From: Terje Bless <link@tss.no>
Date: Fri, 20 Apr 2001 11:11:12 +0200
To: Nick Kew <nick@webthing.com>
cc: Liam Quinn <liam@htmlhelp.com>, W3C Validator <www-validator@w3.org>
Message-ID: <20010420113037-b01010701-bdd1de30@>
On 19.04.01 at 20:50, Nick Kew <nick@webthing.com> wrote:

>IIRC, Accept: */* is James Clark's original.  I believe it is wrong

That depends on your POV. If it's intended to be an accurate representation
of the types of data SP can handle then, yes, it's obviously wrong.
However, SP is more of a library with example apps (nsgmls etc.) then an
actual application. In that light it's more appropriate to defer the
desision on what types to accept to the application layer. The simple
solution to that is to accept */*; the more convoluted one is to accept
MIME types as a parameter from the controlling application.

>If we use an Accept header, we need to give further thought to its value.

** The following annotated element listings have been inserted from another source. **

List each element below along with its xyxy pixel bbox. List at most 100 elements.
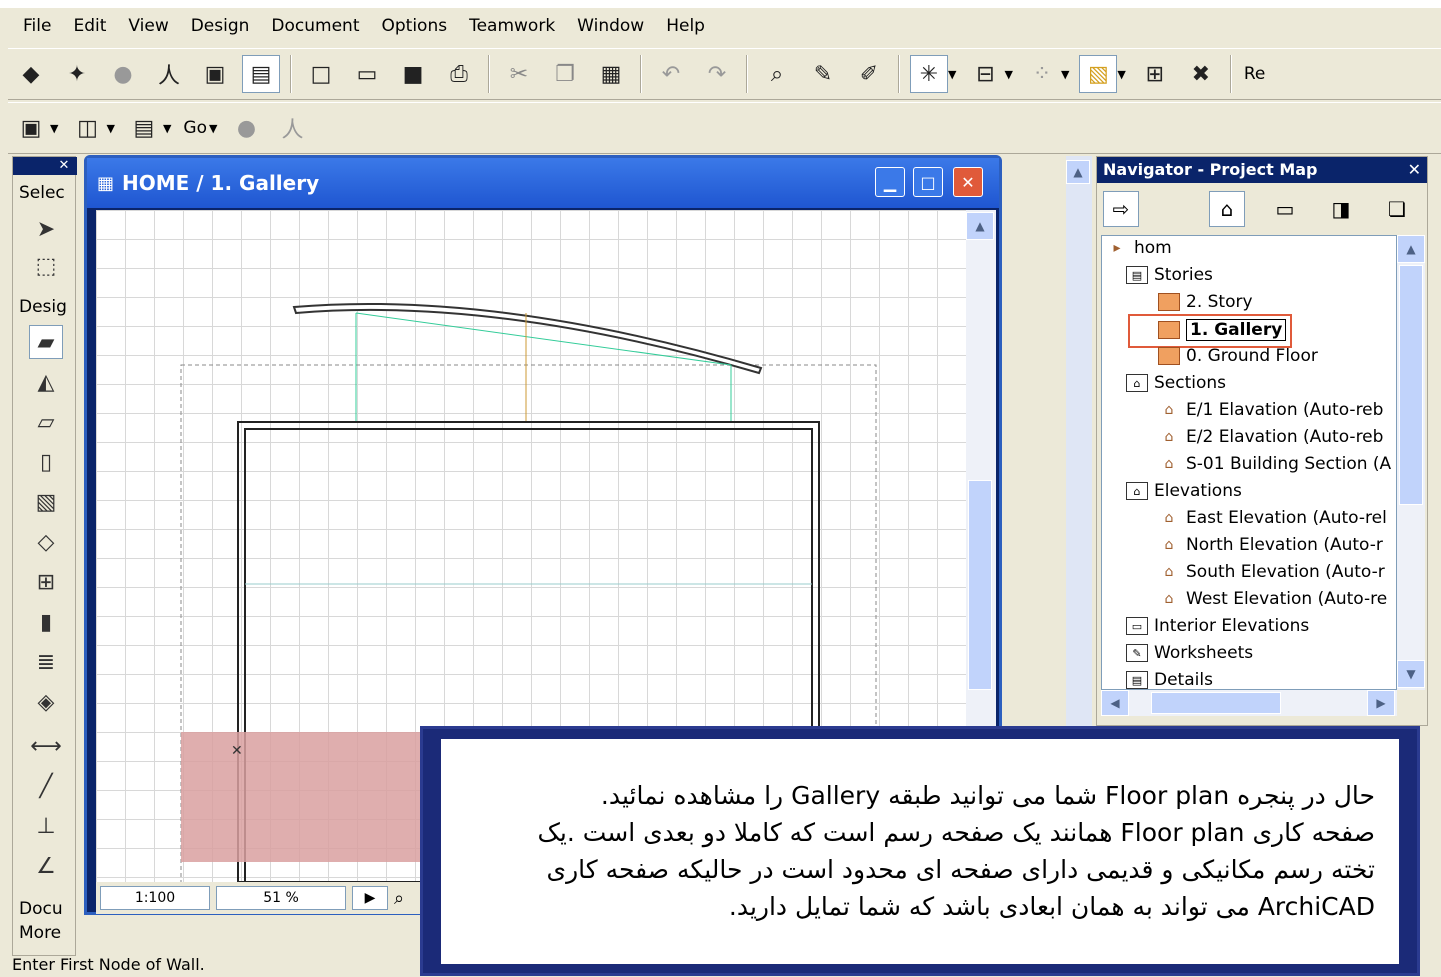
walk-icon[interactable]: 人 [150, 55, 188, 93]
section-window-icon[interactable]: ◫ [68, 109, 106, 147]
undo-icon[interactable]: ↶ [652, 55, 690, 93]
chevron-down-icon[interactable]: ▼ [1117, 68, 1125, 81]
chevron-down-icon[interactable]: ▼ [209, 122, 217, 135]
walk-icon[interactable]: 人 [273, 109, 311, 147]
menu-edit[interactable]: Edit [62, 8, 117, 44]
3d-view-icon[interactable]: ◆ [12, 55, 50, 93]
cross-icon[interactable]: ✖ [1182, 55, 1220, 93]
menu-teamwork[interactable]: Teamwork [458, 8, 566, 44]
object-tool-icon[interactable]: ◈ [29, 685, 63, 719]
tree-elevation-item[interactable]: ⌂ North Elevation (Auto-r [1158, 535, 1383, 555]
slab-tool-icon[interactable]: ▧ [29, 485, 63, 519]
close-icon[interactable]: ✕ [1408, 157, 1421, 183]
scale-field[interactable]: 1:100 [100, 886, 210, 910]
scroll-thumb[interactable] [1151, 692, 1281, 714]
tree-horizontal-scrollbar[interactable]: ◀ ▶ [1101, 690, 1397, 716]
copy-icon[interactable]: ❐ [546, 55, 584, 93]
window-tool-icon[interactable]: ⊞ [29, 565, 63, 599]
mesh-tool-icon[interactable]: ◇ [29, 525, 63, 559]
render-icon[interactable]: ● [104, 55, 142, 93]
open-folder-icon[interactable]: ▭ [348, 55, 386, 93]
stair-tool-icon[interactable]: ≣ [29, 645, 63, 679]
cut-icon[interactable]: ✂ [500, 55, 538, 93]
tree-sections[interactable]: ⌂ Sections [1126, 373, 1226, 393]
paste-icon[interactable]: ▦ [592, 55, 630, 93]
plan-window-icon[interactable]: ▣ [12, 109, 50, 147]
dimension-tool-icon[interactable]: ⟷ [29, 729, 63, 763]
angle-tool-icon[interactable]: ∠ [29, 849, 63, 883]
column-tool-icon[interactable]: ▯ [29, 445, 63, 479]
print-icon[interactable]: ⎙ [440, 55, 478, 93]
tree-story-2[interactable]: 2. Story [1158, 292, 1253, 312]
tree-root[interactable]: ▸ hom [1106, 238, 1171, 258]
floorplan-icon[interactable]: ▤ [242, 55, 280, 93]
tree-elevations[interactable]: ⌂ Elevations [1126, 481, 1242, 501]
menu-view[interactable]: View [117, 8, 179, 44]
menu-window[interactable]: Window [566, 8, 655, 44]
view-map-icon[interactable]: ▭ [1267, 191, 1303, 227]
chevron-down-icon[interactable]: ▼ [163, 122, 171, 135]
tree-elevation-item[interactable]: ⌂ South Elevation (Auto-r [1158, 562, 1385, 582]
door-tool-icon[interactable]: ▮ [29, 605, 63, 639]
project-map-icon[interactable]: ⌂ [1209, 191, 1245, 227]
roof-tool-icon[interactable]: ◭ [29, 365, 63, 399]
zoom-find-icon[interactable]: ⌕ [758, 55, 796, 93]
wall-tool-icon[interactable]: ▰ [29, 325, 63, 359]
navigator-popup-icon[interactable]: ⇨ [1103, 191, 1139, 227]
construction-grid-icon[interactable]: ⁘ [1023, 55, 1061, 93]
tree-details[interactable]: ▤ Details [1126, 670, 1213, 689]
layout-book-icon[interactable]: ◨ [1323, 191, 1359, 227]
close-icon[interactable]: ✕ [55, 157, 73, 175]
menu-design[interactable]: Design [180, 8, 261, 44]
tree-story-0[interactable]: 0. Ground Floor [1158, 346, 1318, 366]
chevron-down-icon[interactable]: ▼ [50, 122, 58, 135]
scroll-up-icon[interactable]: ▲ [1397, 235, 1425, 263]
minimize-button[interactable]: ▁ [875, 167, 905, 197]
close-button[interactable]: ✕ [953, 167, 983, 197]
scroll-left-icon[interactable]: ◀ [1101, 690, 1129, 716]
tree-stories[interactable]: ▤ Stories [1126, 265, 1213, 285]
menu-help[interactable]: Help [655, 8, 716, 44]
menu-options[interactable]: Options [371, 8, 459, 44]
save-icon[interactable]: ■ [394, 55, 432, 93]
layout-window-icon[interactable]: ▤ [125, 109, 163, 147]
zoom-icon[interactable]: ⌕ [394, 888, 404, 909]
layer-icon[interactable]: ▣ [196, 55, 234, 93]
menu-document[interactable]: Document [260, 8, 370, 44]
scroll-down-icon[interactable]: ▼ [1397, 660, 1425, 688]
tree-worksheets[interactable]: ✎ Worksheets [1126, 643, 1253, 663]
line-tool-icon[interactable]: ╱ [29, 769, 63, 803]
eyedropper-icon[interactable]: ✎ [804, 55, 842, 93]
arrow-icon[interactable]: ➤ [29, 212, 63, 246]
redo-icon[interactable]: ↷ [698, 55, 736, 93]
scroll-up-icon[interactable]: ▲ [966, 212, 994, 240]
scroll-thumb[interactable] [1399, 265, 1423, 505]
chevron-down-icon[interactable]: ▼ [106, 122, 114, 135]
tree-vertical-scrollbar[interactable]: ▲ ▼ [1397, 235, 1425, 690]
tree-section-item[interactable]: ⌂ S-01 Building Section (A [1158, 454, 1392, 474]
tree-section-item[interactable]: ⌂ E/2 Elavation (Auto-reb [1158, 427, 1384, 447]
magic-wand-icon[interactable]: ✳ [910, 55, 948, 93]
scroll-up-icon[interactable]: ▲ [1066, 160, 1090, 184]
render-icon[interactable]: ● [227, 109, 265, 147]
maximize-button[interactable]: □ [913, 167, 943, 197]
new-file-icon[interactable]: □ [302, 55, 340, 93]
splitter-scrollbar[interactable]: ▲ [1066, 156, 1092, 726]
beam-tool-icon[interactable]: ▱ [29, 405, 63, 439]
tree-elevation-item[interactable]: ⌂ West Elevation (Auto-re [1158, 589, 1388, 609]
toolbox-more-label[interactable]: More [19, 923, 61, 943]
dimension-icon[interactable]: ⊞ [1136, 55, 1174, 93]
chevron-down-icon[interactable]: ▼ [1004, 68, 1012, 81]
level-tool-icon[interactable]: ⊥ [29, 809, 63, 843]
scroll-thumb[interactable] [968, 480, 992, 690]
window-titlebar[interactable]: ▦ HOME / 1. Gallery [87, 158, 999, 208]
camera-icon[interactable]: ✦ [58, 55, 96, 93]
tree-interior-elevations[interactable]: ▭ Interior Elevations [1126, 616, 1309, 636]
scroll-right-icon[interactable]: ▶ [1367, 690, 1395, 716]
publisher-icon[interactable]: ❏ [1379, 191, 1415, 227]
chevron-down-icon[interactable]: ▼ [1061, 68, 1069, 81]
toolbar-overflow[interactable]: Re [1238, 64, 1272, 84]
layer-combo-icon[interactable]: ▧ [1079, 55, 1118, 93]
tree-section-item[interactable]: ⌂ E/1 Elavation (Auto-reb [1158, 400, 1384, 420]
grid-snap-icon[interactable]: ⊟ [966, 55, 1004, 93]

I agree. We should find someone that knows what's moving in the (SG|X)ML
world with regard to MIME types so we know what are considered the "right"
values. We'd almost certainly need to provide for a way to let
application/octet-stream through, but you could still block out quite a bit
of cruft.

>As a fallback, we should drop it altogether.  In terms of HTTP, this
>is clearly correct:
>  *  Accept: */* says "we accept absolutely everything" - which we most
>     certainly don't.  Accept: */* is appropriate to a browser with a
>     default action (eg save to disc or prompt user), but not to SP.
>  *  If we drop the Accept: altogether, we are saying instead that we 
>     don't support this (optional) aspect of HTTP.  In the absence of
>     a complete solution, this is indeed true.
>Can I suggest we just drop it?

What do servers do in the real world when you don't send Accept? Can we get
away with not sending it or will servers suddenly start returning errors?